According to the article, the review found “strong evidence” of “clear, very large and persisting ethnic inequalities” in compulsory admission to psychiatric wards, particularly affecting black people. It uncovered evidence of harsher treatment for black patients, who were “more likely to be restrained in the prone position or put into seclusion”. Due to the inequalities Black people face in our healthcare system we’re currently working with The Centre for mental health, UK Youth and The Diana award to change public attitudes and behaviours towards black mental health. The campaign we’re running at the moment is called Change: Black Mental Health and we believe to see a change we have to be the change; our main goals are to influence the attitudes towards young Black people’s mental health and improve the communication on mental health within the Black community, whilst giving young people a voice.

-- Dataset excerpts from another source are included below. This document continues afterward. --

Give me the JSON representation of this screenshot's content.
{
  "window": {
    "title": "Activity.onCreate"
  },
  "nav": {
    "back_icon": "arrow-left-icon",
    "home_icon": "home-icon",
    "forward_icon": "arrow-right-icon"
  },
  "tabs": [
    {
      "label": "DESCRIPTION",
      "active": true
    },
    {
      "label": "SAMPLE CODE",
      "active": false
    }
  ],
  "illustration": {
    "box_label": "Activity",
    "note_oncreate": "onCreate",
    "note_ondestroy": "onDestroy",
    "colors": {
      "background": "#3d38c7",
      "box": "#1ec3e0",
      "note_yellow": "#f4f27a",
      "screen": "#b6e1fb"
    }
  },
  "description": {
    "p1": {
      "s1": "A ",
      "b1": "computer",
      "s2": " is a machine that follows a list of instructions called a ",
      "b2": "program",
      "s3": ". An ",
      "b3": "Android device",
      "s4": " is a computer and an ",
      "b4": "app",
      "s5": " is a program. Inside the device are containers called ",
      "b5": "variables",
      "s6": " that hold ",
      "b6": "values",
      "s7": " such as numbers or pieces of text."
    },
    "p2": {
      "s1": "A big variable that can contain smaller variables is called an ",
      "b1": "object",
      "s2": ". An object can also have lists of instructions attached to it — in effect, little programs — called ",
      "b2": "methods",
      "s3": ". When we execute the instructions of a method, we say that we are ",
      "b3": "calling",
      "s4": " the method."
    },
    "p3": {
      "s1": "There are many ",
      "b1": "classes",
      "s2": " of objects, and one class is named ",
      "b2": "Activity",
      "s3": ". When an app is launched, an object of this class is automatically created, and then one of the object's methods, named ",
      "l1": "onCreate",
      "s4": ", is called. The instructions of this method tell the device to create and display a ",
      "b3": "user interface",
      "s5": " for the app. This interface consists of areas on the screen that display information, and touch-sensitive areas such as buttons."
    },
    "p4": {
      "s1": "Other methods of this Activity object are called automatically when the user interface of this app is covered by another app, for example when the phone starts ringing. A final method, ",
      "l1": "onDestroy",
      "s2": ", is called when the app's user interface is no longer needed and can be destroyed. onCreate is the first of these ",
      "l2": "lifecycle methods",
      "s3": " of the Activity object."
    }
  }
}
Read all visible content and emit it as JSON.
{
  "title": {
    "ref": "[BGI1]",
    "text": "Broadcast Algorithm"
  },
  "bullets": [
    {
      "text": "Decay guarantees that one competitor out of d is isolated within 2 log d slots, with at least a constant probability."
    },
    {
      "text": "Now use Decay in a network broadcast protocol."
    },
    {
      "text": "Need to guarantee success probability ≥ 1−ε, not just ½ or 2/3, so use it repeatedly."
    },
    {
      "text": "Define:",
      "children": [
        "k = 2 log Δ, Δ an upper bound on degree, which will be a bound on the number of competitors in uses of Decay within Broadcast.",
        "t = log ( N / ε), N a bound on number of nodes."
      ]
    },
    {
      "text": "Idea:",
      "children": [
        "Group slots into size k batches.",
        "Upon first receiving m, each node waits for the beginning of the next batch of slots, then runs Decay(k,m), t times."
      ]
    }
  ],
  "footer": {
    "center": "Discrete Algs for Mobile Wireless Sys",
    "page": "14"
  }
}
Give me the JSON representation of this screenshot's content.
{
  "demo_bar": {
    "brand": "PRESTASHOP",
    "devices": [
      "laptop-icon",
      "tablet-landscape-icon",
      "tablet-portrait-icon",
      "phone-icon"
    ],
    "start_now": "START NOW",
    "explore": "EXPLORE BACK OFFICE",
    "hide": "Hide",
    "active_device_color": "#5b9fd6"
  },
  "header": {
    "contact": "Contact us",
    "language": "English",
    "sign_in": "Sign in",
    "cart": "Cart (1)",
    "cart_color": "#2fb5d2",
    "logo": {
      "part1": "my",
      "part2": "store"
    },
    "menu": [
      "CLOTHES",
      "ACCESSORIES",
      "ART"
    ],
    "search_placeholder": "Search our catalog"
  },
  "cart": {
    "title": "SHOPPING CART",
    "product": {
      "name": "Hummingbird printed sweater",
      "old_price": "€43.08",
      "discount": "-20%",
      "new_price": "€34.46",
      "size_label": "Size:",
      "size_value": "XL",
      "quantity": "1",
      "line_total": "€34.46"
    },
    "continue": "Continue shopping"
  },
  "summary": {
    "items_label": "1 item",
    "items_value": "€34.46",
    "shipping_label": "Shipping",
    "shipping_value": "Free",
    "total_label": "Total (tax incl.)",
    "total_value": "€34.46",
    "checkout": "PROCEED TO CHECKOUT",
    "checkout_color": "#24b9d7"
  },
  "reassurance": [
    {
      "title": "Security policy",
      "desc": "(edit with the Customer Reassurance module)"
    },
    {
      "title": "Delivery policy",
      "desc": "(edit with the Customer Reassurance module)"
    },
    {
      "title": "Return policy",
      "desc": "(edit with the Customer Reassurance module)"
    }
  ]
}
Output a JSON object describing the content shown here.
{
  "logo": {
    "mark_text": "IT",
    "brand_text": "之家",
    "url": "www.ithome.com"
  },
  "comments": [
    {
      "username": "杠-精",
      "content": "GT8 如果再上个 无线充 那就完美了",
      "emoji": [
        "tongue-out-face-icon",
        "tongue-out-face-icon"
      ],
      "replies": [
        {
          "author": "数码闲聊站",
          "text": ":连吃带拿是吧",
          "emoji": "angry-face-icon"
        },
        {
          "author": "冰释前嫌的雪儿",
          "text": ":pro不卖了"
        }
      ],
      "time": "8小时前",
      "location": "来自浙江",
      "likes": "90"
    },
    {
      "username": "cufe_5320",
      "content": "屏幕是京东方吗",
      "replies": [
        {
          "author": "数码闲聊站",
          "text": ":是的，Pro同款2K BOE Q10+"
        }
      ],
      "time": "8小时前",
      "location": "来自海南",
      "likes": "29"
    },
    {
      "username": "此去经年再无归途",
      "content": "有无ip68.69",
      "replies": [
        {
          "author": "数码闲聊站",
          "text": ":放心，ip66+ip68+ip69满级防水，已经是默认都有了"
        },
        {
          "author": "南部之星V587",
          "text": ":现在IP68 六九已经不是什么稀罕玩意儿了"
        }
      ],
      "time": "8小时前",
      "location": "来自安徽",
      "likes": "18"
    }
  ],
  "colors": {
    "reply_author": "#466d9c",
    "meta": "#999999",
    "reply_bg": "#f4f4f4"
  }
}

The review shows that the system is currently failing people of ethnic minorities and I’d love to see a change, a significant change, we don’t need to see anymore pledges to act, we need to see those changes happening and actionable steps being taken.

Elliot Busari:

It’s devastating to hear that Black children are ten times more likely to be referred to CAMHS via social services rather than through their GP. This highlights the systemic failures that have led to a workforce that is ill-equipped to identify and support young black people by connecting them with mental health services. Often, the onus is put on the black community (or other minoritised groups) to de-stigmatise services – but this data demonstrates that the lack of cultural sensitivity, trust and systemic evaluation done by these services which has left many children, families and young people to suffer in silence. It seems the black community needs to scream before a whisper is heard by services on the other end. IAPT services won’t be able to improve access to support unless frontline practitioners such as GPs are equipped to engage underserved communities. As a part of the Young Changemakers project we are developing a digital resource to equip GPs to better identify and support children and young people in need of mental health services with cultural sensitivity.

Dotun Busari:

This article accurately highlights two key issues within the National Health Service (NHS), the treatment of minority ethnic people and the prevalence of racism within the NHS’ workforce. Unfortunately, this article represents the reality of many ethnic minorities within the UK and sadly, this experience is ongoing. With countless stories told, experiences shared, and lives lost, it is only right that serious investigations are made, and the appropriate actions taken. The reports shared in this article, express saddening similarities to the many experiences I have witnessed. ‘Racism, racial discrimination, barriers to accessing healthcare and woeful ethnicity data collection have negatively impacted the health of black, Asian and minority ethnic people in England for years…’ – My family member being one of them. My mum’s experience as both a patient and a clinical health professional in the NHS, explicitly depicts how ‘ethnic minorities are being failed’. I have seen how tirelessly my Mum has worked, to seek medical support for her health concerns – turned issues over the years. Initially, her health concerns were disregarded, their delay and misdiagnosis has contributed to its intensification. This has resulted in several procedures, uncertainty, and a reduction in her ability to continue work. A concern initially relegated as minor, almost posed a threat to life. It is disheartening to know that there have been so many people who have suffered, or otherwise lost their lives due to the inequalities that ‘permeate the practice of medicine’. I hope that this article and subsequent investigations, do not only bring awareness for a season but support changes that will last a lifetime!